The chance of a young person from a well-off background becoming a graduate has grown at a higher rate than that of a child from a more disadvantaged home.

Bright working-class girls have less chance of studying for a degree than they did before the rapid university expansion of the 1980s. Conversely, the chances of a low-ability girl from a wealthy background rose from 5 per cent to 15 per cent.

The findings from the London School of Economics will make comforting reading for strongly middle-class Edinburgh University which has had to defend its move to open up access to more disadvantaged students by widening its entry criteria.

Writing in The TES Scotland two weeks ago, Professor Gordon Kirk, the university’s vice-principal, commented that the proportion of students coming from less well-off sections “has hardly changed in more than 40 years and some excellent students with academic potential are being missed”.

The LSE’s centre for economic performance and the Institute of Education at London University looked at two cohorts, one born in 1958 and the other in 1970. Researchers compared girls’ and boys’ degree chances according to ability and social background. They found, regardless of gender, that across all ability ranges, more children from middle-class backgrounds had benefited from university expansion.

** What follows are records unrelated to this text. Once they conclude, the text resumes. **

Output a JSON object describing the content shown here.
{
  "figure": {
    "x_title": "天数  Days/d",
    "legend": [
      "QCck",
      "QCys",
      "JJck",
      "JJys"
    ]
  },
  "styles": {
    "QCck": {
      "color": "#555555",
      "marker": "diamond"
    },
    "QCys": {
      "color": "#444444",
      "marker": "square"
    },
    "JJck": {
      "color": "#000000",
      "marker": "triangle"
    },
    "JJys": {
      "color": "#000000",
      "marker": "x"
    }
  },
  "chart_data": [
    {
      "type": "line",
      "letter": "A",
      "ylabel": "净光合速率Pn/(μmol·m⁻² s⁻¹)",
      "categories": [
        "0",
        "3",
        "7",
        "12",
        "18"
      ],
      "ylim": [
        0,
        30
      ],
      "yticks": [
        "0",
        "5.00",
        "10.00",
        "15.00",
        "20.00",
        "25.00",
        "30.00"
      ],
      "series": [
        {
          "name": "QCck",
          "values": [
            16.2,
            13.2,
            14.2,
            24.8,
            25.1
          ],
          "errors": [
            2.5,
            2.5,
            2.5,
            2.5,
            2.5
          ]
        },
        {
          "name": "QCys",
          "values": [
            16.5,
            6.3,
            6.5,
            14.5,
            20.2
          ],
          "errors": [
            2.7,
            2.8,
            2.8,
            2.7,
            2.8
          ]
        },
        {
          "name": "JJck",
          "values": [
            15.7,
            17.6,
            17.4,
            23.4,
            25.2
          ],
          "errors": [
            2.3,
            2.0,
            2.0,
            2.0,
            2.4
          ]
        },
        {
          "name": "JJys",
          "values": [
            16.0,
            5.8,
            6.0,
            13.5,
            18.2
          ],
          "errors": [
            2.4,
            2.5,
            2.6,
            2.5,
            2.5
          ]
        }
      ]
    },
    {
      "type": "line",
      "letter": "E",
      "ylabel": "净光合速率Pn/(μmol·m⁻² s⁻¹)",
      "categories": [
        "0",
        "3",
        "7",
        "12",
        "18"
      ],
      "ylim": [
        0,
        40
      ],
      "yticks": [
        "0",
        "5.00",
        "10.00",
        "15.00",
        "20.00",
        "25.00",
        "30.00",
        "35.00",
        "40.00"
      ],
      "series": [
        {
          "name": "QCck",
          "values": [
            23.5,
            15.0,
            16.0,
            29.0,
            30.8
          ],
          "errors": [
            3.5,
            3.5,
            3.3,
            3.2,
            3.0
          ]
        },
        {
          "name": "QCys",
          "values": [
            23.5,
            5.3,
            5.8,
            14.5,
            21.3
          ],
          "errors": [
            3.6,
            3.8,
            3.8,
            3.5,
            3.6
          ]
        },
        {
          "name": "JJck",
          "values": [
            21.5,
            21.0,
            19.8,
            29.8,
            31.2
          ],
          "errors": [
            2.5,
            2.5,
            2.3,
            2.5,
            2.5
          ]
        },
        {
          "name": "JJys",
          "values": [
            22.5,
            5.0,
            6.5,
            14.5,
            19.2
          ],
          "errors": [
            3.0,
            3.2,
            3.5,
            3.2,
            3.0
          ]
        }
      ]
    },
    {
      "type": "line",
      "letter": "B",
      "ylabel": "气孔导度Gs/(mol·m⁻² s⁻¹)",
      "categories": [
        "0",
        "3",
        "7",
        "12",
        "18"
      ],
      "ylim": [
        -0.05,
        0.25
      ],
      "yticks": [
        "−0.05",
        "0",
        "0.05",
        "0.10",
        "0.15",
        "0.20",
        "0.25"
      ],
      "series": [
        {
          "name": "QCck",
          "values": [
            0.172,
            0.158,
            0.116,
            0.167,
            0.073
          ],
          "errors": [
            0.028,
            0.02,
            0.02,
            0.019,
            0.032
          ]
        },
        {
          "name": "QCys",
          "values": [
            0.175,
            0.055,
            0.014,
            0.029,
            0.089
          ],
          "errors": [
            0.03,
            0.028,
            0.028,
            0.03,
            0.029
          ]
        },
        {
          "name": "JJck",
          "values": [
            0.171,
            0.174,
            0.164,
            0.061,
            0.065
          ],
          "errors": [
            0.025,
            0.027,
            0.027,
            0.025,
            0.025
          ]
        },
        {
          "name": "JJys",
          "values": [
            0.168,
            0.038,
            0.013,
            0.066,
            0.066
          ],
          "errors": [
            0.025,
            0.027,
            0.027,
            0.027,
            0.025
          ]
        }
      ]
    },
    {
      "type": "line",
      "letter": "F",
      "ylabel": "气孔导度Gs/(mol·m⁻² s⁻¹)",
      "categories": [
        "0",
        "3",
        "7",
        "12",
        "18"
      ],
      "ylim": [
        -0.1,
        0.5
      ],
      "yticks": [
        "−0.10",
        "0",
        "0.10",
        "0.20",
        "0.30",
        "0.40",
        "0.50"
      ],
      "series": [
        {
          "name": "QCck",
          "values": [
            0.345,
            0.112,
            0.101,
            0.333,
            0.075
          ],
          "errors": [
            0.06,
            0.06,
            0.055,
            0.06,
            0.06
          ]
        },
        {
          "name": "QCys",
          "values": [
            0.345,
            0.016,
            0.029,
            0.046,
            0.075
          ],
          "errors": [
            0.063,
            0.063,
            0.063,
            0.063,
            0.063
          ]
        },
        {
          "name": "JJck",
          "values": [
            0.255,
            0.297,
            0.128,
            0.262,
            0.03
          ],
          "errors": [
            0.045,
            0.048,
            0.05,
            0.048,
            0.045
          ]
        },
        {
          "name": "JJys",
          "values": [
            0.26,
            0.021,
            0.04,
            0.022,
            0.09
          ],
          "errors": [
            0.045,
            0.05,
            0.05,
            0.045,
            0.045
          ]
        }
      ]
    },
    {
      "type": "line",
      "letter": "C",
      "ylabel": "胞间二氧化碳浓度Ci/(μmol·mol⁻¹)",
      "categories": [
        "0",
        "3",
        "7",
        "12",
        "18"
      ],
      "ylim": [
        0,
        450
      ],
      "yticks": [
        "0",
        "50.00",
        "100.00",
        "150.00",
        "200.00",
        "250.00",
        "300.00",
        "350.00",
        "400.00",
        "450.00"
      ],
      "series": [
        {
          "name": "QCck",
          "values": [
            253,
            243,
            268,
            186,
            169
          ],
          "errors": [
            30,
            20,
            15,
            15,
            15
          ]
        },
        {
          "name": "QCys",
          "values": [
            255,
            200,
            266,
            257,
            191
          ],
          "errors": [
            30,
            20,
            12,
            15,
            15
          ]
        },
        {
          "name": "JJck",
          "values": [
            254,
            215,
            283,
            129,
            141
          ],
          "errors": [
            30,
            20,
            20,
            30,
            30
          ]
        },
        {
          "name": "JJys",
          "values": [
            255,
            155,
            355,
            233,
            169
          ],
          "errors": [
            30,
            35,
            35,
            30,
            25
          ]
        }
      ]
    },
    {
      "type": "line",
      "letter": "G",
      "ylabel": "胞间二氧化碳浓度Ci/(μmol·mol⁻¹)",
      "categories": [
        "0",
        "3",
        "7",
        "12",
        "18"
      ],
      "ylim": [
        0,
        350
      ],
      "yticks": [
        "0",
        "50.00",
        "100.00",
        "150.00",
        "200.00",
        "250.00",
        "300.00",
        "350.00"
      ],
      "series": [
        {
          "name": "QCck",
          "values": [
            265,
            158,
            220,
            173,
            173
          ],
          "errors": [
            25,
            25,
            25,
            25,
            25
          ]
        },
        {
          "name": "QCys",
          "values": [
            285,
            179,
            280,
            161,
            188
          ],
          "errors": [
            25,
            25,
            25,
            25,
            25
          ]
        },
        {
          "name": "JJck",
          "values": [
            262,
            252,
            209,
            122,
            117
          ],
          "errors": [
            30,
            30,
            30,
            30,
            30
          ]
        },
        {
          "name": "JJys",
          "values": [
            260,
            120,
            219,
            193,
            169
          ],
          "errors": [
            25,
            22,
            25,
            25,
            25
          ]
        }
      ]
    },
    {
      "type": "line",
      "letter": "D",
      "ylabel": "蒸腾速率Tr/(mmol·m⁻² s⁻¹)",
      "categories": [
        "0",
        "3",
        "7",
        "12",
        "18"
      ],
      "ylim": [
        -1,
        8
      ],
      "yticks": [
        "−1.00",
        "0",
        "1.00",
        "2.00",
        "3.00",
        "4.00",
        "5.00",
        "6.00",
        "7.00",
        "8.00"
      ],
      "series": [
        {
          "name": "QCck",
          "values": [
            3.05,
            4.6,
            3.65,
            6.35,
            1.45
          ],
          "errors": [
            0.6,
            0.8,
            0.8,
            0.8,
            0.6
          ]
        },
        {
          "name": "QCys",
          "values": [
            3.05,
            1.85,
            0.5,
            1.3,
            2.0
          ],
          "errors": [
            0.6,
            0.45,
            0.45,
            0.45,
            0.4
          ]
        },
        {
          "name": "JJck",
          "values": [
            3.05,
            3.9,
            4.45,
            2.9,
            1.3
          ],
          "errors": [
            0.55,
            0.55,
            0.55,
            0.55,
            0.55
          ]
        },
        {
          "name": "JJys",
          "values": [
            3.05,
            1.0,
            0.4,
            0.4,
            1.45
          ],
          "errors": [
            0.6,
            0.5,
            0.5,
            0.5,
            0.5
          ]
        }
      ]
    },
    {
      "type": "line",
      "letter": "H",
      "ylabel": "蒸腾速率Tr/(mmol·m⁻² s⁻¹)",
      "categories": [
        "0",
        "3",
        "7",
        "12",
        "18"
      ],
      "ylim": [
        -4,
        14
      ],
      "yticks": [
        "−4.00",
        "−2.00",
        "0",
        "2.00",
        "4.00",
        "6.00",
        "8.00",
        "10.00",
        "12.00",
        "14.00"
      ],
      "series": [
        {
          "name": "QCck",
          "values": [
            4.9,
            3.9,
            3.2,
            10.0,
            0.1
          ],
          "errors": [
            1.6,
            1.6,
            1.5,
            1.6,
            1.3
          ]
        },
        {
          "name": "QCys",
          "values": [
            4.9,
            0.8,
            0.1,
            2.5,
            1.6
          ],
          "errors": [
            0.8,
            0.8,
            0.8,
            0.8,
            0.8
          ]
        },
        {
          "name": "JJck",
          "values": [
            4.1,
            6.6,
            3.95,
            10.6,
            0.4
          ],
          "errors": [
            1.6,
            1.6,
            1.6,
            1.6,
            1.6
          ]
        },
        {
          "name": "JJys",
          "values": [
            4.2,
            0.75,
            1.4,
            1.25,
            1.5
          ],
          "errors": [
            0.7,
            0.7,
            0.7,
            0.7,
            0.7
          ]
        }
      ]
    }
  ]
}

They looked at the life chances of the brightest children in each group and found that the clever working-class child born in 1958 had a one in four chance of being in a professional job at the age of 33, while a middle-class friend had a three in four chance.

When the team looked at those born in 1970 they found the middle-class child’s chances had declined slightly, but so had those of his low-income counterpart.

The chance of a boy of high ability from a high-income family becoming a graduate was 76 per cent among those born in 1970 - up 17 percentage points on 1958. By contrast, 43 per cent of high-ability boys born into working-class homes in 1970 gained a degree, up just eight points.

But the researchers note that career prospects for working-class graduates are just as good as those of their middle-class counterparts.